Why isn't hashmap insertion `O(1)` worst-case when separate chaining is used?

Question

I have learned how a hashmap is implemented: an array of linked lists, if separate chaining is used. I know that when a key-value pair (key, val) is inserted, the hashmap inserts the pair {key, val} in the linked list at entry hash(key) % array.size in the underlying array.

So, for the insertion process, all that is done is

• A computation of the hash function; also,
• A modulo operation (take the hash modulo the array size); also,
• An array access; finally,
• Allocating a linked list node and inserting it into the linked list.

However, isn't this insertion process O(1), assuming the hash is O(1), because everything is then O(1) except possibly the linked list insertion, and for the linked list insertion, couldn't we always choose to insert the pair at the beginning of the linked list, which is O(1)? Isn't this O(1) always? If so, then why don't hash tables use this strategy?

Answer 1

Typically you don't want duplicate keys in any sort of map, ie when you try to insert a pair (key, value) you need to check whether that key already exists in the map or not.

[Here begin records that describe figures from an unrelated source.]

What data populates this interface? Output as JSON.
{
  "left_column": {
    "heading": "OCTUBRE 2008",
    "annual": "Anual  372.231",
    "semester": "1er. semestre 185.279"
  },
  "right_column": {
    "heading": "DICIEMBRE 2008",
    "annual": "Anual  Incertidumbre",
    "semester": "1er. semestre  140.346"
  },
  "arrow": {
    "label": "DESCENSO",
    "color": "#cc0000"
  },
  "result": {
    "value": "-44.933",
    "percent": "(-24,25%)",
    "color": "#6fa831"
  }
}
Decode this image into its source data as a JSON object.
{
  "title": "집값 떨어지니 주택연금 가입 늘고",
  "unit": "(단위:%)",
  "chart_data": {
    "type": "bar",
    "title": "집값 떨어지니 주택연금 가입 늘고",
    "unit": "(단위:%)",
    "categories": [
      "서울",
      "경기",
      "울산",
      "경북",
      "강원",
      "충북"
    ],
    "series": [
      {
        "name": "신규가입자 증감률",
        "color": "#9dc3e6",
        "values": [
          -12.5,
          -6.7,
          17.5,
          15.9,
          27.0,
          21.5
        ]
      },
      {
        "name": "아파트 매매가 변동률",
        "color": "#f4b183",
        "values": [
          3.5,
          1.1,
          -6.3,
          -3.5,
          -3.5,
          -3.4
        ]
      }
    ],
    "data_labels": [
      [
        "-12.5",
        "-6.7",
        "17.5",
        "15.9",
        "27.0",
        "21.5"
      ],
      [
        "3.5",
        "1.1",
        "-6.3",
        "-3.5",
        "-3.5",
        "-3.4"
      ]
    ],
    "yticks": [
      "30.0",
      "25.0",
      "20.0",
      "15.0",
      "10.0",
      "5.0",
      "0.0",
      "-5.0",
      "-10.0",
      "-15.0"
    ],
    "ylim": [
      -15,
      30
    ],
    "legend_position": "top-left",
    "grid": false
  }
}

For this check you have to

1. Find the respective bucket via hash(key)
2. Check if key already exists in that bucket

And for checking if the key already exists, you have to iterate the bucket, which can have n elements. Thus, with buckets impelemented as linked list, the worst-case for insert is still O(n)

There are other implementations, that implement the buckets as balanced trees. With that implementation you can lower the worst-case for insert to O(log n)